UniArk: Improving Generalisation and Consistency for Factual Knowledge Extraction through Debiasing
Yang, Yijun, He, Jie, Chen, Pinzhen, Gutiérrez-Basulto, Víctor, Pan, Jeff Z.
Several recent papers have investigated the potential of language models as knowledge bases as well as the existence of severe biases when extracting factual knowledge. In this work, we focus on the factual probing performance over unseen prompts from tuning, and using a probabilistic view we show the inherent misalignment between pre-training and downstream tuning objectives in language models for probing knowledge. We hypothesize that simultaneously debiasing these objectives can be the key to generalisation over unseen prompts.
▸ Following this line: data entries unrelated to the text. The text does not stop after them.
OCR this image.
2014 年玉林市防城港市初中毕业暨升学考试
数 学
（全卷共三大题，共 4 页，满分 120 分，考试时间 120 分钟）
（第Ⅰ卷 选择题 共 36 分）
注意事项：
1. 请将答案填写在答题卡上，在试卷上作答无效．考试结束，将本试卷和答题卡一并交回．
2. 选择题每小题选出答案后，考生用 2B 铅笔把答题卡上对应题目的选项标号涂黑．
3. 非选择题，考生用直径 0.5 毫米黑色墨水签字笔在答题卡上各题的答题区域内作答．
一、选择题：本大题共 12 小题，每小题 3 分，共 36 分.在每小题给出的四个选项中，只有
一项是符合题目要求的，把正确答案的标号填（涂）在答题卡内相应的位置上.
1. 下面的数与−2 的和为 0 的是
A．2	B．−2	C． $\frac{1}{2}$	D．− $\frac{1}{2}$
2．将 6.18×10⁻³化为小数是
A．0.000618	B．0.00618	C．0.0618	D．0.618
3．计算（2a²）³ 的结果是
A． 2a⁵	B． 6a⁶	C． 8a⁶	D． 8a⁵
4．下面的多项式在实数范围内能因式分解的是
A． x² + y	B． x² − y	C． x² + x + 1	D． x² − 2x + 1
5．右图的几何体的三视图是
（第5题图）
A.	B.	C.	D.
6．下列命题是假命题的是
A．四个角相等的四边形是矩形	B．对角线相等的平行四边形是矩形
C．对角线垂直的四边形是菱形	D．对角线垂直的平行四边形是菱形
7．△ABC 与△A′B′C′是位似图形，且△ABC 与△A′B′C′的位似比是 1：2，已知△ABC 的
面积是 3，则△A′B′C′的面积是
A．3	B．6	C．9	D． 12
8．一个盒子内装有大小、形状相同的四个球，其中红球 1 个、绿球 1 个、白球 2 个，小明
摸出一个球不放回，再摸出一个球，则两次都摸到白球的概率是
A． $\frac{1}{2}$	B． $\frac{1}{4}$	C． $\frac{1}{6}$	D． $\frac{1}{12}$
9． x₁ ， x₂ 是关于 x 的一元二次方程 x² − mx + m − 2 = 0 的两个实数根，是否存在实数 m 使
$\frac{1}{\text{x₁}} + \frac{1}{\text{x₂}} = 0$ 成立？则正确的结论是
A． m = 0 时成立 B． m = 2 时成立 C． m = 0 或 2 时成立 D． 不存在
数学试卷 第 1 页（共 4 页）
We propose an adapter-based framework, UniArk, for generalised and consistent factual knowledge extraction through simple methods without introducing extra parameters. Extensive experiments show that UniArk can significantly improve the model's out-of-domain generalisation as well as consistency under various prompts. Additionally, we construct ParaTrex, a large-scale and diverse dataset for measuring the inconsistency and out-of-domain generation of models. Further, ParaTrex offers a reference method for constructing paraphrased datasets using large language models.